We know that for two vectors $\vec{a} \mathmr{and} \vec{b}$ the scalar part of vector $\vec{a} + \vec{b}$ is given by
$| \vec{a} + \vec{b} | = \sqrt{| \vec{a} {|}^{2} + | \vec{b} {|}^{2} + 2 | \vec{a} | | \vec{b} | \cos \theta}$
where $\theta$ is the angle between the vectors
For the given problem
$| \vec{a} + \vec{b} | = \sqrt{{3}^{2} + {4}^{2} + 2 \times 3 \times 4 \cos 120}$
$\implies | \vec{a} + \vec{b} | = \sqrt{9 + 16 + 2 \times 3 \times 4 \left(- \frac{1}{2}\right)}$
$\implies | \vec{a} + \vec{b} | = \sqrt{13}$
This has already been calculated but repeated for the sake of clarity.

Now we know that Triangle law of vector addition states that when two sides of a triangle represent two vectors in magnitude and direction taken in same order then third side of that triangle gives us the magnitude and direction the resultant of the vectors.
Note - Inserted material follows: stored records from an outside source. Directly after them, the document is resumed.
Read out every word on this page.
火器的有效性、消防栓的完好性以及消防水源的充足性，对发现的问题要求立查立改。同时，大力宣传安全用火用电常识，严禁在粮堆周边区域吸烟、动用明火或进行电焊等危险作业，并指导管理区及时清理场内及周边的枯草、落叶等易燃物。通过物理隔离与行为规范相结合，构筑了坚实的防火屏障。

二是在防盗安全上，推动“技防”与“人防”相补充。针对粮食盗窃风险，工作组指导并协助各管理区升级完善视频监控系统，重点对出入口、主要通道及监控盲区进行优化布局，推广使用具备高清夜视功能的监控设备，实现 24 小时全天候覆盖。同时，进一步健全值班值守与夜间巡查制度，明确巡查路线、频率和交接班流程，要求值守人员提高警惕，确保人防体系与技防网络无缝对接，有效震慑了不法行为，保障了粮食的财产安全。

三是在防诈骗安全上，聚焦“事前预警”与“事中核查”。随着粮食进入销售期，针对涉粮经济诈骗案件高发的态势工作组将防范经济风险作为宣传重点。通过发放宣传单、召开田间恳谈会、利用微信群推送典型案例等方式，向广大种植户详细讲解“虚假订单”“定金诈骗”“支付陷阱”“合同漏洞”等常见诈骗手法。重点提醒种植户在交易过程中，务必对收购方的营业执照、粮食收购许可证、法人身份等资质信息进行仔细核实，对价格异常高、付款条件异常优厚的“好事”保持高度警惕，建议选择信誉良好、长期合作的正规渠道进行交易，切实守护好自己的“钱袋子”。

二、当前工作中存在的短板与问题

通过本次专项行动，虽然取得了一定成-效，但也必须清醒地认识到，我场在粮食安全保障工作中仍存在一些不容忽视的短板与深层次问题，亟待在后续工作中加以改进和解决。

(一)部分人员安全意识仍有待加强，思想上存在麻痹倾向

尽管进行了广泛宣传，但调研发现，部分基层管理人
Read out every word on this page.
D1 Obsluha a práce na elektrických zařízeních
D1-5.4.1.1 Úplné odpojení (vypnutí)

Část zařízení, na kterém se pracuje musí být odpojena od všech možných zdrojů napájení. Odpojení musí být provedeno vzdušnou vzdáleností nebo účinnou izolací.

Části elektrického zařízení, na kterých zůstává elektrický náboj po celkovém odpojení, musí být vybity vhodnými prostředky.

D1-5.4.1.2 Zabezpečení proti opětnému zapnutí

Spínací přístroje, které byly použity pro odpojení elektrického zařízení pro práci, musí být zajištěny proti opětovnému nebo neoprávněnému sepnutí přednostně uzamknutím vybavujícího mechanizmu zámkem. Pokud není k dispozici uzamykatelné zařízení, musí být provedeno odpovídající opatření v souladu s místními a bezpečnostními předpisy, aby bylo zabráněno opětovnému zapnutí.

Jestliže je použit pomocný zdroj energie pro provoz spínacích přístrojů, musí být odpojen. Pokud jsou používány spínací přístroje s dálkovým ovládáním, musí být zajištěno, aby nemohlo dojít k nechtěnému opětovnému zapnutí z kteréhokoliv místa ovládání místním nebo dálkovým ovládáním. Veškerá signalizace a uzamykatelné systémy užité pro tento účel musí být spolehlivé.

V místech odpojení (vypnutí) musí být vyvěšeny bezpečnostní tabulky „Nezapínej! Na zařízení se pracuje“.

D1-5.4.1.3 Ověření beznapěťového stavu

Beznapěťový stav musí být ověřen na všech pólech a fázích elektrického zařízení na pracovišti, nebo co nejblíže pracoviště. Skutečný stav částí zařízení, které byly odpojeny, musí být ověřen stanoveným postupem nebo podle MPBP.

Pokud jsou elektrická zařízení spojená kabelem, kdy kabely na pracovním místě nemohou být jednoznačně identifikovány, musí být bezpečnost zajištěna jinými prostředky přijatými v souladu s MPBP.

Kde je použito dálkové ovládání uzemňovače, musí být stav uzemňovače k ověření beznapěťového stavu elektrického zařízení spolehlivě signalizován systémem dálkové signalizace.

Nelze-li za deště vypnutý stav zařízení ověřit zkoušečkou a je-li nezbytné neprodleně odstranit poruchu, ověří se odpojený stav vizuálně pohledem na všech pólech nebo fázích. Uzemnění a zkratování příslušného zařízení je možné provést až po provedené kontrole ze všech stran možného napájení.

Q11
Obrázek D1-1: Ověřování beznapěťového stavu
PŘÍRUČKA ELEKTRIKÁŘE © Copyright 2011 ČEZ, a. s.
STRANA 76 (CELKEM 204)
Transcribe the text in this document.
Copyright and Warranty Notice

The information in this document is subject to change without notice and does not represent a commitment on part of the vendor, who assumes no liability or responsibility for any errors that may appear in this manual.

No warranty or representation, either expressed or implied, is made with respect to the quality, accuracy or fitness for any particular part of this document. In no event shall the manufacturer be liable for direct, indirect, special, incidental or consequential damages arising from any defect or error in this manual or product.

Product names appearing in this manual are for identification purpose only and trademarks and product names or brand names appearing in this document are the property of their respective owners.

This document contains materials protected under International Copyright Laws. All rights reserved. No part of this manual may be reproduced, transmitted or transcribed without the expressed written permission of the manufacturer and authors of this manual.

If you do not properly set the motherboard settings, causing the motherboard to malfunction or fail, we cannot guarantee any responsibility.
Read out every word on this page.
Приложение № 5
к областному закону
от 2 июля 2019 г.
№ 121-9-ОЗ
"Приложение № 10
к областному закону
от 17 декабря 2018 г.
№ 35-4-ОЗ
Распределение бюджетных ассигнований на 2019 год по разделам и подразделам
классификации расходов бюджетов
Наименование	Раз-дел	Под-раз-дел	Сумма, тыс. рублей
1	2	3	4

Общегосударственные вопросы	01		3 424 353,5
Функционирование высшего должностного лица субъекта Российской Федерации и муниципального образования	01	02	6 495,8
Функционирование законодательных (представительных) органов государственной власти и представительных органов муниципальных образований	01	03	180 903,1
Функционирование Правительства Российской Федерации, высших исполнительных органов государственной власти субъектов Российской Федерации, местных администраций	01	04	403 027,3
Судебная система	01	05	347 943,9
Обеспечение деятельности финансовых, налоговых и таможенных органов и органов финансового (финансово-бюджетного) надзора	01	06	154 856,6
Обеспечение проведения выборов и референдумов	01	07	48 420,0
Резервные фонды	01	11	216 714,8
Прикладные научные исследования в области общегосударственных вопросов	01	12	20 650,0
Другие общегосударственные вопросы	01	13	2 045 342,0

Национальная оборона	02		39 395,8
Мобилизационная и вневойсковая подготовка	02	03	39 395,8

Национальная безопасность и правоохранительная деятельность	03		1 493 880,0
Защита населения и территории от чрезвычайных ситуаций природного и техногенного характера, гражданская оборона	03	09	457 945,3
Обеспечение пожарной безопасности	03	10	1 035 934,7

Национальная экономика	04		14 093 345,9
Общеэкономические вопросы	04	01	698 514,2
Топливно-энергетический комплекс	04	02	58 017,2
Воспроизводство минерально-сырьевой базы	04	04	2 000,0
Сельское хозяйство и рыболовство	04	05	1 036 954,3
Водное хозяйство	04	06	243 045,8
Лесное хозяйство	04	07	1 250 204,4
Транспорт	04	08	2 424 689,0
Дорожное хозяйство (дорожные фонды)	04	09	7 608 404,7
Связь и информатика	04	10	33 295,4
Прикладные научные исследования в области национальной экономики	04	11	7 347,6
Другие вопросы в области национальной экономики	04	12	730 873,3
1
As shown in the figure above, when a vector parallel to $\vec{a}$ is drawn at the tip of $\vec{b}$ to complete the triangle, the angle between the two is supplement of the angle between the given vectors.

Jul 13, 2016

The angle between vectors $a \mathmr{and} - b$ is supplement to the angle between $a \mathmr{and} b$.

#### Explanation:

My answer is on the basis of the definition that $\pi - \theta$ is supplementary to $\theta$.